U.K. Chancellor of the Exchequer George Osborne has withdrawn his proposal for a cap on charitable deductions after significant push back from opponents of the measure.
Bloomberg Business Week reported that Osborne, who had earlier defended the measure by saying that some wealthy people were abusing the system, announced his decision today, saying that any cap could have damaged charitable giving. If it had been implemented, the new rule would have capped tax relief at 50,000 pounds or 25 percent of income.
This prompted nonprofits in the country to cry foul, claiming they would lose a huge portion of their income. The Charities Aid Foundation (CAF) hailed Osborne's decision in a statement from its CEO, John Low.
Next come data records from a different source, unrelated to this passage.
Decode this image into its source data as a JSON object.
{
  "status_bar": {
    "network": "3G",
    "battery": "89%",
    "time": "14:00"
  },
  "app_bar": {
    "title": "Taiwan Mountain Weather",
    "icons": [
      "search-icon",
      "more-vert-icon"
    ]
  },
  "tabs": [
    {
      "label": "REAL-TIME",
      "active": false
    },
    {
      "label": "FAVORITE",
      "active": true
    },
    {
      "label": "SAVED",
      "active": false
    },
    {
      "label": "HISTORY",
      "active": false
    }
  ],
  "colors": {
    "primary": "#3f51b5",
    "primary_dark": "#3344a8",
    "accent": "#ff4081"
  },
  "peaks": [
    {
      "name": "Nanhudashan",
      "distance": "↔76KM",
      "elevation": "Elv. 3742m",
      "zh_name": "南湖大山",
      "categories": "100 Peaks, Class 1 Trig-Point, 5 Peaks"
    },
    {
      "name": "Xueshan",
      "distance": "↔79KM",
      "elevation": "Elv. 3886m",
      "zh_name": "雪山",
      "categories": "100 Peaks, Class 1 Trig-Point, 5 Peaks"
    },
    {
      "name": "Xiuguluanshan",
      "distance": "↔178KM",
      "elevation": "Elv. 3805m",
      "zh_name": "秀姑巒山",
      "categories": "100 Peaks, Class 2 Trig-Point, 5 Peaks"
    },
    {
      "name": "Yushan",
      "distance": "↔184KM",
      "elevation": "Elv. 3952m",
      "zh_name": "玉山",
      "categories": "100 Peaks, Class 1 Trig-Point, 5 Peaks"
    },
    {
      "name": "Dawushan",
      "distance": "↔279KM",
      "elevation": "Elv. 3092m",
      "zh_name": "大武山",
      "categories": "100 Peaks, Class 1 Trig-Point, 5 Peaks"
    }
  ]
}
“We are delighted that the government has responded to the challenging calls from philanthropists and charities across the country and taken the bold decision,” he said.
Yet it wasn't just nonprofits that opposed the plan. Members of Osborne's own Conservative Party also criticized it, with lawmaker Zak Goldsmith saying he was "ashamed" of the proposed cap. Academic institutions were also not in favor, most notably the University of Oxford, which had raised nearly 1.25 billion pounds at a recent fundraiser.
The reversal is the latest setback for Prime Minister David Cameron's budget plans. Just three days earlier, Osborne changed course on another of his proposals, a plan to levy value-added tax on hot snacks and charge the full 20 percent rate.